If successful, Rat Island would become the third largest island to rid itself rats. The largest was the 27,922-acre Campbell Island south of New Zealand, and two of the helicopter pilots working Rat Island are New Zealand veterans. Since the eradication seven years ago, seabirds have returned and the Campbell Island Teal, one of the world's rarest ducks, has been reintroduced.

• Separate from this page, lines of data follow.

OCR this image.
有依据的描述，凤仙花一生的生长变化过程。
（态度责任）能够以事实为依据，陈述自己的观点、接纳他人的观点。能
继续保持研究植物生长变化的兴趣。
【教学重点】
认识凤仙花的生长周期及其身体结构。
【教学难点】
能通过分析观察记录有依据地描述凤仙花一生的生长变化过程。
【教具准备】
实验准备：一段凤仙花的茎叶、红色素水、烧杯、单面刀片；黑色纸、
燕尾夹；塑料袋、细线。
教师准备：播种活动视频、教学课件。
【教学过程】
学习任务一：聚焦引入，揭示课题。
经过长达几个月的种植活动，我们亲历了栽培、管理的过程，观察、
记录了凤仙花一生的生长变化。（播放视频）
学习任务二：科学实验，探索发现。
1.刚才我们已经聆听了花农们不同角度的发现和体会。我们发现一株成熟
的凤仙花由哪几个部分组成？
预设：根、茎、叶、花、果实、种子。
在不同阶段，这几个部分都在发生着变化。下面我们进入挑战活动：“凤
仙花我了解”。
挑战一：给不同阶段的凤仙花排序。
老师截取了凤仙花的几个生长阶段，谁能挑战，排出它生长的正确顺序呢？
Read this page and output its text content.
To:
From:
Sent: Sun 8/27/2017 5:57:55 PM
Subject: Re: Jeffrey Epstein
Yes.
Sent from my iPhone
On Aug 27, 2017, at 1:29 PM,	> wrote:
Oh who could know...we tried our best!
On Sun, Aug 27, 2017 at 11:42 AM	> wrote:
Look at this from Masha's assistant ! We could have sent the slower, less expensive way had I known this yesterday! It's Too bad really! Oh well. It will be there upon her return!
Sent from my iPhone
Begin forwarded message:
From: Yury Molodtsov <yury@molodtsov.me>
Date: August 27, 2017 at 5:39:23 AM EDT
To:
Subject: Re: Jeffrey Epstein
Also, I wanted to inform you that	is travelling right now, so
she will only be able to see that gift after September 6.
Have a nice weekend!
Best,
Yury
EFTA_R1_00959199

Worldwide, rats cause up to 60 percent of seabird extinctions, with most of those happening on islands, according to Island Conservation, a California-based conservation group focused on protecting island life.
"Rats are one of the worst invasive species around," said Gregg Howald, program manager for the group, which is working with the U.S. Fish and Wildlife Service and the Nature Conservancy. "If you go to Rat Island, one thing you will notice is that it is eerily quiet compared to the other Aleutian Islands that are literally brimming with life."
The risk of rat invasions is growing.
Thousands of ships - many with rats aboard - pass through the remote, stormy archipelago each year, transiting the Great Circle shipping route between Asian and U.S. ports. Traffic through Unimak Pass, a 28-mile-long corridor through the Aleutian chain, is roughly double the amount of vessel traffic to all Alaska ports combined, according to a 185-page report published by the Washington, D.C.-based Transportation Research Board, an arm of the National Research Council.
If the Rat Island operation succeeds, will a name change be forthcoming?
Not necessarily, said Ebbert, who pointed out that any name change must go through the U.S. Board on Geographic Names that is part of the U.S. Geological Survey. Many Alaska locations "have names that no longer work," he said, such as Green Timbers in Homer, an area that holds about an acre of dead spruce, trees that died following the 1964 earthquake.
But Mclean disagrees.
"We'd like to rename it," he said. "It probably had an Aleut name at some point. Once we remove the rats and that legacy, renaming it seems like the right thing to do."